Heroin is an opiate, a drug that can relieve pain and bring about sleep, which is produced from the opium found in the opium poppy. Opium is the first product of the poppy, followed by morphine - which is around ten times stronger than opium - and finally heroin - which, in its purest form, is around three times stronger than morphine.
Opium has been used for medicine and for recreation for thousands of years, and, as a medicine, was once as popular as aspirin is today. In Britain it usually came as Laudanum, a medicine of opium mixed with alcohol.
During the eighteenth and early nineteenth century, the British were the world's biggest opium trafficker, even declaring war on China when the Emperor tried to ban the British from selling the drug to his country.

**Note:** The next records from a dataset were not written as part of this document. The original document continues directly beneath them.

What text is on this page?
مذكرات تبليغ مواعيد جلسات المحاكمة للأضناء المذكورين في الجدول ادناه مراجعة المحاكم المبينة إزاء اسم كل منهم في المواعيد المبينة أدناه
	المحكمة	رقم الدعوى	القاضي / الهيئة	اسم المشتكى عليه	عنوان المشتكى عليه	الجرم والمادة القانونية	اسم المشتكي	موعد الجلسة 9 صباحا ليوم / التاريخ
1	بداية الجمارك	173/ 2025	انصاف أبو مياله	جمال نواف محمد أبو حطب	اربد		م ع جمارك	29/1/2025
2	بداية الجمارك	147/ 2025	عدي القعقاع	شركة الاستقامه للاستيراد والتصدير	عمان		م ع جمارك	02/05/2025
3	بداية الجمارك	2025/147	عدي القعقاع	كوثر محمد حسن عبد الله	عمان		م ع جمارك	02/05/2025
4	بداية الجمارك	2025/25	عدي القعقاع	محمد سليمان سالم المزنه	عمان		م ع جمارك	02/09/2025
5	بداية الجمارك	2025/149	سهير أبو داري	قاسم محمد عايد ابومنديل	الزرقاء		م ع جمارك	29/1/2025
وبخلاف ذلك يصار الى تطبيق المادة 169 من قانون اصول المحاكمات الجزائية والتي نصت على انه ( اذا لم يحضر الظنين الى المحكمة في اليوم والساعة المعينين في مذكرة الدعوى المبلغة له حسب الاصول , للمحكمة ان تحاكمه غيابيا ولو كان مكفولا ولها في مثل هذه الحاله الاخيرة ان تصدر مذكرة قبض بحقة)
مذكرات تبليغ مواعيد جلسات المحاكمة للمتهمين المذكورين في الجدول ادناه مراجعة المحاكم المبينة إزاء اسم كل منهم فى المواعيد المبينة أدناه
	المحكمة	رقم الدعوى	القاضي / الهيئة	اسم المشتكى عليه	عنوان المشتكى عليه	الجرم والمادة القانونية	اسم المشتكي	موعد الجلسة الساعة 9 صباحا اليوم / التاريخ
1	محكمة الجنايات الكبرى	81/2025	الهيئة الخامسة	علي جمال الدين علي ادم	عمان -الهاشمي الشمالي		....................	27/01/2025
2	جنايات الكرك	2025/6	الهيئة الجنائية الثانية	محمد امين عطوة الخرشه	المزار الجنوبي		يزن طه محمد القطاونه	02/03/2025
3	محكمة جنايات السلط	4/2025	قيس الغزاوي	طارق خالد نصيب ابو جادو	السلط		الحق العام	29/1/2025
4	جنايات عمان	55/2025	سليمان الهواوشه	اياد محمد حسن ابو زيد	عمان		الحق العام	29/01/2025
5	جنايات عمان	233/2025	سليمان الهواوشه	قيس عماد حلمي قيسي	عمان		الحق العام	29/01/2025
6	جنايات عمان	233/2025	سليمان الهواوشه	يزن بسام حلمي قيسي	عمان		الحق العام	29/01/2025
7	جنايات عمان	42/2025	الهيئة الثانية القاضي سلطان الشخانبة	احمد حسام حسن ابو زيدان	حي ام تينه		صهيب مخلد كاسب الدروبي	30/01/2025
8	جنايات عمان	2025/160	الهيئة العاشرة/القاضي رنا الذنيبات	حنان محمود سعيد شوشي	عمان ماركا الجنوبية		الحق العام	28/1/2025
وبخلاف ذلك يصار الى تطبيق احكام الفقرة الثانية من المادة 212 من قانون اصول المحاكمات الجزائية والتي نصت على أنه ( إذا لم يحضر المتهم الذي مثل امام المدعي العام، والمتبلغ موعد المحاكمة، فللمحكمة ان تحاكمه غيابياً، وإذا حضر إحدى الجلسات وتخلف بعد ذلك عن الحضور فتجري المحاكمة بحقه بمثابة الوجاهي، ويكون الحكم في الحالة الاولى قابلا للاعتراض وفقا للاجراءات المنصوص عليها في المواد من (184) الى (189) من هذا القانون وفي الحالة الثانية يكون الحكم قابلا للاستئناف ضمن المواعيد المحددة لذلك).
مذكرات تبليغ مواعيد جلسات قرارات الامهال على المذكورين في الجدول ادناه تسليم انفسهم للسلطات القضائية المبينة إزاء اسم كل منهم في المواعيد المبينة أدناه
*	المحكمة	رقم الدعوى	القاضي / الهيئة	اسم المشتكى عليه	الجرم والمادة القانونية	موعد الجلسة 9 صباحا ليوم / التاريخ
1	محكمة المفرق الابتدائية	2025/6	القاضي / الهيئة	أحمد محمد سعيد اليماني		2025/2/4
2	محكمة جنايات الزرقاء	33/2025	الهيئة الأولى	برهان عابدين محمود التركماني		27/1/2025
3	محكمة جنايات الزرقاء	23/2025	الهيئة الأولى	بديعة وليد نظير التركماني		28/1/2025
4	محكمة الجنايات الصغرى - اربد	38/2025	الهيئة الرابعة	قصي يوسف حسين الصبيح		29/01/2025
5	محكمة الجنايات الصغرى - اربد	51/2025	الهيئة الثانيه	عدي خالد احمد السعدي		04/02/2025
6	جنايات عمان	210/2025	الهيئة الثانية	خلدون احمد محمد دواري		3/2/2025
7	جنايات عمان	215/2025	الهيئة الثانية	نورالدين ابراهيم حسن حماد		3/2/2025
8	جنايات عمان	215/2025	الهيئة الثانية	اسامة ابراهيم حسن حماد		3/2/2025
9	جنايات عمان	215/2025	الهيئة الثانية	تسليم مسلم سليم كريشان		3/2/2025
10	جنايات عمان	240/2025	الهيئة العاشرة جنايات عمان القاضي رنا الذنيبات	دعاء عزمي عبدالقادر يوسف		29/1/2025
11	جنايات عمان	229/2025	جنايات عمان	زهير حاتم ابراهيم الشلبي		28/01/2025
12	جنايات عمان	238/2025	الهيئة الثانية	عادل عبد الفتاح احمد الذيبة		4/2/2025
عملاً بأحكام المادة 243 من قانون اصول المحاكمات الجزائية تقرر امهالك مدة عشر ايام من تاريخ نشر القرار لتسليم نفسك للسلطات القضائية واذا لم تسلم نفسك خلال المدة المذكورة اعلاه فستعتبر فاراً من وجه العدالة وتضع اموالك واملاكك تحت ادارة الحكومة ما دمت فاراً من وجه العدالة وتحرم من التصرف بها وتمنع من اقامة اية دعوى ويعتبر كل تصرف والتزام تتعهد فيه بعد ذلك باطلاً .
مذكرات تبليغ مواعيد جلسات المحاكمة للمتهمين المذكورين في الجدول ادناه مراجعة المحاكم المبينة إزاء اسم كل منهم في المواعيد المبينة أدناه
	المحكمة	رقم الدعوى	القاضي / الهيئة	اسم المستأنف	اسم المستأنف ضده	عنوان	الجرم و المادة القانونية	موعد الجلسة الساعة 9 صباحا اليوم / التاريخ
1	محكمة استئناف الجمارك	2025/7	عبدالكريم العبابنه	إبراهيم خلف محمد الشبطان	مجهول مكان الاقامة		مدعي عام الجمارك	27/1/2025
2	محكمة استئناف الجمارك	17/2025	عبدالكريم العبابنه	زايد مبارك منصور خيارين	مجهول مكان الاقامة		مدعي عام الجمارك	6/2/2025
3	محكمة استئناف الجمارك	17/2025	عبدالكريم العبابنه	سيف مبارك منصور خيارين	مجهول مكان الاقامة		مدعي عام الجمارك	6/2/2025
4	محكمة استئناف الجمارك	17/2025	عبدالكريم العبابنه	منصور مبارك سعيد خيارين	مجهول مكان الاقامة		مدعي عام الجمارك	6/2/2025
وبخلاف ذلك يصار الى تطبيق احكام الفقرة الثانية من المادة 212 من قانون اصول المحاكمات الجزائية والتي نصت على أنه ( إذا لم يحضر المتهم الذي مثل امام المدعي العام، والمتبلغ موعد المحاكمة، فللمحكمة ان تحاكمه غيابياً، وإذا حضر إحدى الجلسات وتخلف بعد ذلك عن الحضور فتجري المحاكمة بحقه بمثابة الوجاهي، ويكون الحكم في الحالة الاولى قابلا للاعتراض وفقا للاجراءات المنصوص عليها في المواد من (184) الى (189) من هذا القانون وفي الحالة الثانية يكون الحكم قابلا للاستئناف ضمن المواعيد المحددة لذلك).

Morphine was used as a cure for opium addiction and heroin has been used as a cure for morphine addiction. Morphine has also been used, again in the nineteenth century, for recreational reasons and wealthy society women went as far as to have jewellery specially made to hold their morphine injecting equipment when at the theatre or other social gathering. There was the belief at the time that only smoking morphine would lead to a habit, not injecting.
Heroin and other opiates first came under control in the First World War as the government were worried about the effect it would have both on soldiers fighting in France and on people in Britain who were making weapons and ammunition.
Following a series of meetings about international narcotic control and the role of doctors, Britain set up a committee to look at the way forward in this country. The Rolleston Committee reported that they believed there was only one type of addict - middle-class, middle-aged, often from the medical profession and a morphine user. With about 500 such people in the country, the committee recommended that they be prescribed heroin or morphine and long-term if thought necessary.
This lasted until the late 1950's when the first new wave of heroin users became apparent. Another committee was set up to look at the problem and, in 1961, the recommendations of the Rolleston Committee were repeated. By 1965, however, the number of heroin users had grown markedly and a new system of specialist Drug Dependency Units soon opened up.
A second wave of heroin users arose during the mid-seventies as Britain was experiencing huge unemployment amongst the working class. The middle-eastern conflicts meant that more heroin became available as countries sought to get funds to buy arms and it was smokeable which made it more "acceptable" than injecting.
And the rest, so they say, is history. There are now an estimated 300,000 or so heroin dependents in England and Wales.